WASHINGTON (CN) — A man whose 86-year-old mother was killed during the mass shooting last month at a grocery store in Buffalo, New York, delivered an impassioned speech to the Senate Judiciary Committee on Tuesday, telling its members they should resign if they cannot get domestic terrorism legislation over the finish line.
"I ask every one of you to imagine the faces of your mothers as you look at mine and ask yourself: 'Is there nothing that we can do?'" Garnell Whitfield Jr. said.
"Because if there is nothing, then, respectfully, senators, you should yield your positions of authority and influence to others that are willing to lead on this issue," Whitfield continued. "The urgency of the moment demands no less."
The bill in question would encourage the Departments of Justice and Homeland Security to cooperate with each other and with the FBI on domestic terrorism cases and extremist prevention work. It already passed by the House in a near-party line vote days after the May 14 shooting in Buffalo, but the legislation is unlikely to gain any ground in the Senate, which failed to start debate on the bill last month.
"We're taught to love even our enemies, but our enemies don't love us," Whitfield chastised the legislative body this morning "What are we supposed to do with all our anger and all of our pain? Expect us to continue to just forgive and forget over and over again?
"And what are you doing?" he asked. "You're elected to protect us, to protect our way of life."
Whitfield's mother, Ruth, was among 10 people, most of them Black, who were killed by an 18-year-old white supremacist at Tops Supermarket, a grocery store in a predominantly Black neighborhood of Buffalo.
Police said the shooter specifically targeted the store, driving three hours from his home, to kill as many Black people as possible in the attack he livestreamed online.
Online, the shooter ranted about “replacement theory,” a conspiracy nurtured by the right wing that says white power and the white race generally face an existential threat from the growing population of nonwhite people in the United States. It’s a belief oft described as fringe despite dating back to the early days of America when white people stoked fear about what it would mean for their monopoly on power if Black and nonwhite people gained freedoms such as emancipation, reproductive autonomy or the right to vote.

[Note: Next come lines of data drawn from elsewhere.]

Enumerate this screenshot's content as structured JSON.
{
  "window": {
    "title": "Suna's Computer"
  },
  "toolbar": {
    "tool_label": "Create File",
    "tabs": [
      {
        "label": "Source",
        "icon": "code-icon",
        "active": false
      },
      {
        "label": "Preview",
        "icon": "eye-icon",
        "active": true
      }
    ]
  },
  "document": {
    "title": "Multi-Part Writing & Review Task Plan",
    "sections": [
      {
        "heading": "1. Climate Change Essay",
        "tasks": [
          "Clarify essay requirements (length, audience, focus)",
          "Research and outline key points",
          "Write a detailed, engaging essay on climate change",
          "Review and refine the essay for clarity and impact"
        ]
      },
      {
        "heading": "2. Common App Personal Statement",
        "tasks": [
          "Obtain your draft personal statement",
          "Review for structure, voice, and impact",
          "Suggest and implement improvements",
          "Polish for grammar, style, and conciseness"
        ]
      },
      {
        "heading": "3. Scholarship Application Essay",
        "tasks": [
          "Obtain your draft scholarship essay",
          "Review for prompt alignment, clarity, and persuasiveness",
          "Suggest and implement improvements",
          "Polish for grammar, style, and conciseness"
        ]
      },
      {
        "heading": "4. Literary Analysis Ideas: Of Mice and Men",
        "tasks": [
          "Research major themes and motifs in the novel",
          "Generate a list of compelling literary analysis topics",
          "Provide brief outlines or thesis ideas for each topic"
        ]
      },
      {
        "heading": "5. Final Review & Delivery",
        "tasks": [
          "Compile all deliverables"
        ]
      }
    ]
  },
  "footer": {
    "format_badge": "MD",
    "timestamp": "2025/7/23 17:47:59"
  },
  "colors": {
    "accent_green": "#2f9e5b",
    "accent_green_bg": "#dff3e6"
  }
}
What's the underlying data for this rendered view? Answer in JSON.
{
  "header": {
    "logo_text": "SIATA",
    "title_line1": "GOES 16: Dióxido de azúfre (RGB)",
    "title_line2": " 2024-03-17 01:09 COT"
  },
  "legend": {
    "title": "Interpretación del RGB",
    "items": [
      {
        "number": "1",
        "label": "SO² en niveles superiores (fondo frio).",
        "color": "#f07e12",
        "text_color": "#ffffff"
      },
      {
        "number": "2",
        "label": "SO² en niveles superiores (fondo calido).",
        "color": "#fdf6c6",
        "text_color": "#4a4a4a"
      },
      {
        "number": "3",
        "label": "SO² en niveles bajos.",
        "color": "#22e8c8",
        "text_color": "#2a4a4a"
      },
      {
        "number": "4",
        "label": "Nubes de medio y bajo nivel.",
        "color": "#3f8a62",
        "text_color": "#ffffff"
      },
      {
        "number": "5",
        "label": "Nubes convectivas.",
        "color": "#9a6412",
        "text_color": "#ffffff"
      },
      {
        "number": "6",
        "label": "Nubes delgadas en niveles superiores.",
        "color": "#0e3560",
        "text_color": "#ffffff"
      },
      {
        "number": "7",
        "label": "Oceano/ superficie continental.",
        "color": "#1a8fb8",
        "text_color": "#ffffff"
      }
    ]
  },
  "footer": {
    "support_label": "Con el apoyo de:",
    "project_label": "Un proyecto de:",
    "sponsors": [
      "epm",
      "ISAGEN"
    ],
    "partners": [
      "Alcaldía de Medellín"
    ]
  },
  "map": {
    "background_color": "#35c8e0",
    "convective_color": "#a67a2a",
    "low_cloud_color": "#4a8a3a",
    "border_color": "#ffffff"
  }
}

Whitfield told Senate lawmakers Tuesday that the racist views of the Buffalo gunman make plain the country's responsibility to act. “This should have never happened. ... This wasn’t an act of God. This was the act of a person and he did not act alone," the man spoke through tears in his testimony. "He was radicalized by white supremacists. His anger and hatred were metastasized like a cancer by people with big microphones screaming that Black people were going to take away their jobs and opportunities.”
Authorities apprehended the Buffalo shooter at the scene. While the Justice Department and FBI are still investigating whether to charge him with federal hate crime violations, Payton Gendron is charged with domestic terrorism motivated by hate and 10 counts of first-degree murder. He has pleaded not guilty to the charges.

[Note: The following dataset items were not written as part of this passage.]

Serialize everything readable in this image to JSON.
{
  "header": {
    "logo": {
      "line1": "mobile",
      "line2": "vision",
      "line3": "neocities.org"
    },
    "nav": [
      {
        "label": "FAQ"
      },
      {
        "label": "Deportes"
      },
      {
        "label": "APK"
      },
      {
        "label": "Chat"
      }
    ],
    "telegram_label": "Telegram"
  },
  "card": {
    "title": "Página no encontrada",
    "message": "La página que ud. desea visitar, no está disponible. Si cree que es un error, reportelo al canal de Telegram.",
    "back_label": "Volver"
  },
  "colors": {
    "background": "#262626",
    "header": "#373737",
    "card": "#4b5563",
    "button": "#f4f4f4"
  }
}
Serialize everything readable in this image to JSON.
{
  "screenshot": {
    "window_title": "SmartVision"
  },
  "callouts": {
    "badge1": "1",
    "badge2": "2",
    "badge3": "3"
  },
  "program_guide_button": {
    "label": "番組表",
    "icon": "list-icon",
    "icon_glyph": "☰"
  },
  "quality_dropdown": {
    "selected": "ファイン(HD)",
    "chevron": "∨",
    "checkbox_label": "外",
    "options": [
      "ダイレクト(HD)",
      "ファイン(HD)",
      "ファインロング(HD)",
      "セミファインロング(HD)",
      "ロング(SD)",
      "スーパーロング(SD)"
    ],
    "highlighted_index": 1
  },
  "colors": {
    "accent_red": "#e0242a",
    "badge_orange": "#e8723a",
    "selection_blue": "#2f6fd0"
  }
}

President Joe Biden swiftly denounced the massacre as "straightforward terrorism" in a speech where he condemned white supremacy as "a poison" running through America and American politics.
Less than 24 hours after the Buffalo shooting, there was a racist shooting at a Taiwanese church in Laguna Woods, California, that left one person dead and five injured. And though law enforcement officials say the man who carried out this shooting had harbored a hatred of Taiwanese people, no hate crime charges have been filed in this case to date.